Diversas fuentes y monumentos ubicados en distintos espacios públicos de la ciudad de Durango presentan signos de deterioro y falta de mantenimiento. En parques, plazas y avenidas principales es posible observar que algunas de estas estructuras muestran desgaste visible, lo que afecta tanto su imagen como su valor dentro del entorno urbano.
En el caso de varias fuentes, algunas ya no se encuentran en funcionamiento o permanecen sin agua, por lo que han dejado de cumplir su papel como elementos ornamentales y de esparcimiento en los espacios públicos.

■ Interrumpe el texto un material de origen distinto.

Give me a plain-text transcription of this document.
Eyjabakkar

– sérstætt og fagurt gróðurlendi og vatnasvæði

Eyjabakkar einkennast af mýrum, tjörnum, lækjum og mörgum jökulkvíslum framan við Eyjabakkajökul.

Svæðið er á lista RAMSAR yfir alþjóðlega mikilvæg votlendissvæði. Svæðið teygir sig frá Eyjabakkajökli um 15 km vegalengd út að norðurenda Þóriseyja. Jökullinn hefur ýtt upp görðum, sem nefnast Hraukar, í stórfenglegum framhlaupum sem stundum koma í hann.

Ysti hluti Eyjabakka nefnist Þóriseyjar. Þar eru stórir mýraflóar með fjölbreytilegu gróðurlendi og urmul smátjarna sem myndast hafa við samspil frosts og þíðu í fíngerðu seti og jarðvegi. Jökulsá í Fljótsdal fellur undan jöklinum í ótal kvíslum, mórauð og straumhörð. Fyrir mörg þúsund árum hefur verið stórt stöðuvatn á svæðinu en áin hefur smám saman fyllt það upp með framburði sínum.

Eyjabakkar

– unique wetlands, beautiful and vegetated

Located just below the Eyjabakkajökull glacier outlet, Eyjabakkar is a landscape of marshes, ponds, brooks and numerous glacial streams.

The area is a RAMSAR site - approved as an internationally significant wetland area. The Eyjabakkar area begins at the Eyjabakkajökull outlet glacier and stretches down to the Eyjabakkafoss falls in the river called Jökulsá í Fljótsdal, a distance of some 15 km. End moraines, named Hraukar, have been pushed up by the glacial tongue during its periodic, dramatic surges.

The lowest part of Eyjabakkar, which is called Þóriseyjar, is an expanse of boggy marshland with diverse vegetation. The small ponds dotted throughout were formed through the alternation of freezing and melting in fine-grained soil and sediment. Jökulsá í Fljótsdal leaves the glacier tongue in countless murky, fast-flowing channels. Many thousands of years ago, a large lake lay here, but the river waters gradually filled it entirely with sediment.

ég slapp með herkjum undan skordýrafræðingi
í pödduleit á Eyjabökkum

Esta situación provoca que, con el paso del tiempo, dichas estructuras luzcan descuidadas y pierdan parte de su atractivo visual.
A ello se suman daños físicos que también pueden apreciarse en distintos monumentos de la ciudad. Bordes despostillados, grietas en las superficies, pintura deteriorada y acumulación de suciedad son algunos de los problemas que se pueden observar en estas estructuras, evidenciando el desgaste provocado por el paso del tiempo y la falta de mantenimiento constante.
Aunque continúan formando parte del paisaje urbano de la capital duranguense, el estado de algunas fuentes y monumentos refleja la necesidad de trabajos de rehabilitación y conservación. Para muchos ciudadanos, estos elementos no solo tienen un valor estético, sino que también representan parte de la identidad y la historia de la ciudad, por lo que su restauración podría contribuir a mejorar la imagen y el aprovechamiento de los espacios públicos.